Hoe het precies werkt moet je mijn niet vragen. We vechten niet in een vochtige kelder zoals Tyler, maar in ruimtes waar de muren inmiddels lijken te bewegen, en dat al na één week isolatie. Ons gevecht is er niet één van vuist tegen kin, maar van mens tegen muur. Mens tegen verveling. Nuttigheidsdwang overheerst.

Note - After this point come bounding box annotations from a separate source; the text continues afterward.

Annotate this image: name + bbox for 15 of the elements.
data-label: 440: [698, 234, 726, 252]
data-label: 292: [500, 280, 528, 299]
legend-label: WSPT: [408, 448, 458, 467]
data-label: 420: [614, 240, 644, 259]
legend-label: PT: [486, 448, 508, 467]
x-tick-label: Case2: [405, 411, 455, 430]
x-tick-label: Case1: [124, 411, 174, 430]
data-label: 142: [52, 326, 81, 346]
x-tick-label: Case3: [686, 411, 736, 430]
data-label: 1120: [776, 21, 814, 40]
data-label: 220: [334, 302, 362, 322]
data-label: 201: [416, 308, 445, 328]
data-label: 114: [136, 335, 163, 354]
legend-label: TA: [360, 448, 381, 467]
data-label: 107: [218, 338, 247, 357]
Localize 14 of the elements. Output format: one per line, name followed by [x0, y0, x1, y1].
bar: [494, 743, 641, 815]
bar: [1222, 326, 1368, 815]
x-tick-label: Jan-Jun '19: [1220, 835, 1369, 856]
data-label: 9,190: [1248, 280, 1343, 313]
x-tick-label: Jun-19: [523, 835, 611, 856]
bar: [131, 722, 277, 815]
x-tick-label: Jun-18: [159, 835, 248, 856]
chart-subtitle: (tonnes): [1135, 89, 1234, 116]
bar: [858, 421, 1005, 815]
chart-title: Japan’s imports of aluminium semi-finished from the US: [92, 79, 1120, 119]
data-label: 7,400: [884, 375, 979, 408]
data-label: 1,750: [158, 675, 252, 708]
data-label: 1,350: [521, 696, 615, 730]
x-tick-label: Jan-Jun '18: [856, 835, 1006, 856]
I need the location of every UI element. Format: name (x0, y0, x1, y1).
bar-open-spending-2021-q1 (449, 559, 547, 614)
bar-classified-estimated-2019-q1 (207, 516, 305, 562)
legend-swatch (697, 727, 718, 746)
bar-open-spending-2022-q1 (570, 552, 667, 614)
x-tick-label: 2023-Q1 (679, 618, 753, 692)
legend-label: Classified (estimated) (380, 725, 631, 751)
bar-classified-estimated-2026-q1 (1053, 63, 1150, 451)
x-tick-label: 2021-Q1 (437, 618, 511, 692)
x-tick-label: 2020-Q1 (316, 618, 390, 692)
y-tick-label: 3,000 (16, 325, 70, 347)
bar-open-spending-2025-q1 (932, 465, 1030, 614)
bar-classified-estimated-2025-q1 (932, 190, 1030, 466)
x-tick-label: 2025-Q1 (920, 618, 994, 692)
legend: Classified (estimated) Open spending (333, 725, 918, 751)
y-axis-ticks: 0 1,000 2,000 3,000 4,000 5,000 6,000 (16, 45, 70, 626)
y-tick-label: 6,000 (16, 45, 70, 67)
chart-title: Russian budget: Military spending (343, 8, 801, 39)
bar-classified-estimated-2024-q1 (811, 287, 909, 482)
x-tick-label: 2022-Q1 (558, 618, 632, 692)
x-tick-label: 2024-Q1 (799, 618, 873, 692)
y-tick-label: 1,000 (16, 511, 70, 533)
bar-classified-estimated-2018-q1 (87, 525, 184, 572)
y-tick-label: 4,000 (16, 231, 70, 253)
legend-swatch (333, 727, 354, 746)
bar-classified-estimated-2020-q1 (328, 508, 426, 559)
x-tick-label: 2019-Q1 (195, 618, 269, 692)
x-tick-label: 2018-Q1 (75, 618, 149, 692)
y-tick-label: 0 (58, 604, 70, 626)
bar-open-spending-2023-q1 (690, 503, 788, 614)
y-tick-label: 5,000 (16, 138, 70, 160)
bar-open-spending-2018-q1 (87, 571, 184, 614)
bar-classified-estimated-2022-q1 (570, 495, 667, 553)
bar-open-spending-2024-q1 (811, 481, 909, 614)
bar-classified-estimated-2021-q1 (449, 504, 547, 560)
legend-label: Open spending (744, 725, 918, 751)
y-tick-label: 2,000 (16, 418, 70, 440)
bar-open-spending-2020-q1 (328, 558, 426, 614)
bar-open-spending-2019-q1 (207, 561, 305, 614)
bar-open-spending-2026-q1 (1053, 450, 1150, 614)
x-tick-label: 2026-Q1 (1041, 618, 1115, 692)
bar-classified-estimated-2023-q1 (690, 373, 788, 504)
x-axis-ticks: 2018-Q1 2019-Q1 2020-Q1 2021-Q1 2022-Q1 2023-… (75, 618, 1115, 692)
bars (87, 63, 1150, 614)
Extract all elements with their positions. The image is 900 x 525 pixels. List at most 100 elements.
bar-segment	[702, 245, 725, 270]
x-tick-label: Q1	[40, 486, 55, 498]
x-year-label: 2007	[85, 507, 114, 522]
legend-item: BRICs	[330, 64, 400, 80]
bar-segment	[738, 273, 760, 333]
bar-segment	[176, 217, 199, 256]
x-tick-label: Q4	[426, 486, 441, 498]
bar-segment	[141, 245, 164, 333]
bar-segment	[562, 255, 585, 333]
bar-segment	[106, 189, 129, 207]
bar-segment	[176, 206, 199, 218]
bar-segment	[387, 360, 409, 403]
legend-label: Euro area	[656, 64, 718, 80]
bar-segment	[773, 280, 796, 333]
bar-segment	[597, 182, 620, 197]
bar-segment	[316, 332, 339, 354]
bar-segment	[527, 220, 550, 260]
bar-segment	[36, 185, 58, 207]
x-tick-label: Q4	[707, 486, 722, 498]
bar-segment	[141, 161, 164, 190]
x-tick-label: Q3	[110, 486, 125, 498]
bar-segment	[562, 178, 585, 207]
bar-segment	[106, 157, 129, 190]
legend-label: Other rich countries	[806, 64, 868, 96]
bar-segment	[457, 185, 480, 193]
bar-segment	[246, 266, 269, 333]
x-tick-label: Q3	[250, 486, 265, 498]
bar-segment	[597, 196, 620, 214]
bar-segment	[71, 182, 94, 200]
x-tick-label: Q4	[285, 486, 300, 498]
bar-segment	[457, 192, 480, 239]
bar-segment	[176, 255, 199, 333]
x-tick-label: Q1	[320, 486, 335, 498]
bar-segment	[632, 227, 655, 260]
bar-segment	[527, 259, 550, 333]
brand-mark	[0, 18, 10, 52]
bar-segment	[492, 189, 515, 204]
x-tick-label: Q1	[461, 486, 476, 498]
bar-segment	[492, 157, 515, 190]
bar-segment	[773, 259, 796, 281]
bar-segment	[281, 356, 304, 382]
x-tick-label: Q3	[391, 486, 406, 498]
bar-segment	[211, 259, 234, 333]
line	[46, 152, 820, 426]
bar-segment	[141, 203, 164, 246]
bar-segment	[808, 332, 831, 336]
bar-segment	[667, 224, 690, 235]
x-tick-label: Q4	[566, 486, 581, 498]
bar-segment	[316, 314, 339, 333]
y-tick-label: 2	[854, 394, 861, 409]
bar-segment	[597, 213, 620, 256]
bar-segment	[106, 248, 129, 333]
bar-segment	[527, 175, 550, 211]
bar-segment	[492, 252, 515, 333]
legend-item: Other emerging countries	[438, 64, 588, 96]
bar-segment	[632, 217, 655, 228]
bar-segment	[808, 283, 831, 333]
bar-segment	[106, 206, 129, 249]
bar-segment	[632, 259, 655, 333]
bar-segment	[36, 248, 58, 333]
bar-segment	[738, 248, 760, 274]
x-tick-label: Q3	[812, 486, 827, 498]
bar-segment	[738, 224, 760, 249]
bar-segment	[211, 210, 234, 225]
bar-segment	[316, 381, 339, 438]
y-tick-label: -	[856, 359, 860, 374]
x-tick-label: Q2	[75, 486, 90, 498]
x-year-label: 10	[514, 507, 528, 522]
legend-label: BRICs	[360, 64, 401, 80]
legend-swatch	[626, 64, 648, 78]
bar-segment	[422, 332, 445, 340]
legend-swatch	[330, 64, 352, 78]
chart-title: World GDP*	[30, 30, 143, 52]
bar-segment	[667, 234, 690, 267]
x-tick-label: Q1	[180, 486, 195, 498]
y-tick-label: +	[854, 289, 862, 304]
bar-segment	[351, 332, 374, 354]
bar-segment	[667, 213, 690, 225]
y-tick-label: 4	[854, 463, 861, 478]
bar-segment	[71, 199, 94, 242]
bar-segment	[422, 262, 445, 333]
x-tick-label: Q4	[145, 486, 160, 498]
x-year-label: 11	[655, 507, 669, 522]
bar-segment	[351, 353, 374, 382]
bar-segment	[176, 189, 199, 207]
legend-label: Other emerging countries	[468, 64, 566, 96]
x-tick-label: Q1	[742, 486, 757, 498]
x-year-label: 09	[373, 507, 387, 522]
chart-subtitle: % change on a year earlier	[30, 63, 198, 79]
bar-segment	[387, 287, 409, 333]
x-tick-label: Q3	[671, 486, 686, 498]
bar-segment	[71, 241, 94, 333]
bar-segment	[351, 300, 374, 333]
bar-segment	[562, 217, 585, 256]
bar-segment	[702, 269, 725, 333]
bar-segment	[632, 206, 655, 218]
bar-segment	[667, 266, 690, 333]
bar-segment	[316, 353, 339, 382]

Isolatie kan leiden tot wantrouwen, slaperigheid of juist slapeloosheid
Thuiszitten is nog nooit zo vervelend geweest. Schijnbaar. Zelf weinig last van, maar het internet barst van voorbeelden waaruit blijkt dat het leven tegenwoordig per dag wordt gemeten. Rond 1900 in Noord-Amerika, ter hoogte van Alaska, ontstond een nieuwe term: Cabin Fever, verwijzend naar de situatie die goudzoekers meemaakten tijdens de winter. Door barre weersomstandigheden was het soms niet mogelijk om de (kleine) hutjes te verlaten waar men zich op dat moment in bevond.
Een korte zoekopdracht op internet leert: ‘Isolatie in een ruimte voor onbepaalde tijd kan er voor zorgen dat een persoon anderen gaat wantrouwen, er kan een gevoel van slaperigheid of juist slapeloosheid optreden. De drang om naar buiten te gaan wordt sterker en sterker, ondanks de soms barre omstandigheden die zich hier voordoen. Cabin Fever is geen ziekte en daarom is er ook geen prognose. Toch kunnen de symptomen er voor zorgen dat men irrationele keuzes maakt die potentieel levensbedreigend kunnen zijn.’
Het einde? Iets met een hakbijl en bloed
Misschien wel het bekendste voorbeeld van dit fenomeen komt uit de 1980 Kubrick-klassieker The Shining, waarin schrijver Jack Torrance de taak op zich neemt om op The Overlook Hotel te passen tijdens de winter. Zijn vrouw en kind gaan zonder protest mee. Zo ging dat toen nog.
Voor wie de film nog moet zien zal ik de uitkomst niet verklappen, maar je kunt wel een gokje wagen met bovenstaande informatie. Iets met een hakbijl en bloed. De hele film staat op Youtube.
Voor nu valt er alleen een hele hoop te leren. Over jezelf, en anderen. Over je huisgenoot die de diepvries volgooit met pizza’s omdat de wereld ten einde komt, over je buren die te bang zijn om hoi te zeggen, of juist aanbieden te helpen met boodschappen doen. Om nog maar een keer Tyler te quoten: Wie laagt valt, zal hoog vliegen.